Those of-age in the Vanderbilt community can now purchase wine seven days a week at their local grocery store beginning Sunday, Jan. 6. HB 1540, passed in April 2018, altered state alcohol laws, including permitting grocery stores to sell wine on Sundays between 10 a.m. and 11 p.m.
Previous Tennessee state alcohol laws forbade the sale of alcohol on Sundays in any retailer. The new legislation, signed into law by outgoing Governor Bill Haslam April 2018, changed the laws to allow Sunday wine sales in grocery stores, as well as permitted liquor stores to open on Sundays– a portion of the bill that went into effect in August– among other changes.
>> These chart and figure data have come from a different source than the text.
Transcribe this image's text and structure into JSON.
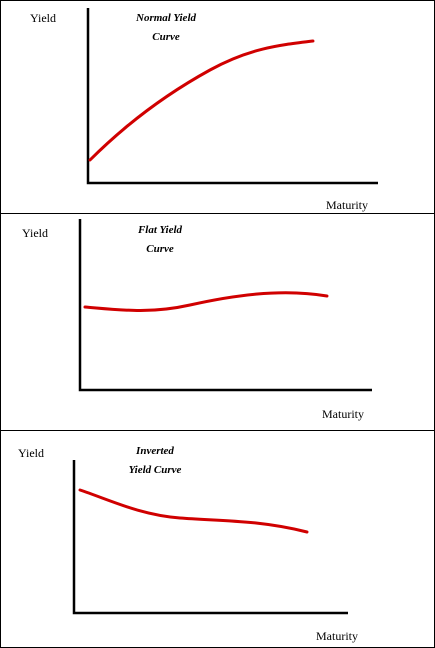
{
  "panels": [
    {
      "y_label": "Yield",
      "title_lines": [
        "Normal Yield",
        "Curve"
      ],
      "x_label": "Maturity"
    },
    {
      "y_label": "Yield",
      "title_lines": [
        "Flat Yield",
        "Curve"
      ],
      "x_label": "Maturity"
    },
    {
      "y_label": "Yield",
      "title_lines": [
        "Inverted",
        "Yield Curve"
      ],
      "x_label": "Maturity"
    }
  ]
}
“The purpose again in bringing this bill is to give consumers who are our constituents and businesses the ability to make their own decisions regarding the purchase and sale of these products instead of the current system that has the government telling them what they can do and what they can’t do,” Rep. Gerald McCormick told the Tennessean in an April article.
At the Piggly Wiggly on West End, manager David Wilson didn’t see many alcohol sales in the store on Sunday. The fairly low sales may be because local residents may not know about the change in law, he said.
The measure wasn’t universally popular in the legislature. Some representatives opposed the sale of alcohol on Sundays on religious grounds; Rep. Andy Holt quoted the Bible in the legislative chamber to counter the legislation.
However, this logic is not well-accepted among all Christian members of the community, and some students support the change in policy to permit more lenient alcohol sales.
“I think that the writers of the original legislation had good intentions, but they were misguided and probably took a few Bible verses out of context,” RUF member and co-leader of freshman Bible study Reilly Menchaca said.
Senator Jeff Yarbro, who represents Vanderbilt’s district in the Tennessee Senate, supported the measure.
“The thing most people and families are short on is time, and if someone’s going to do their shopping on Sundays, they ought to be able to shop for wine or alcohol too,” Yarbro said. “I expect people will take advantage of this change in the law and that, for the most part, it will be a convenience and time saver.”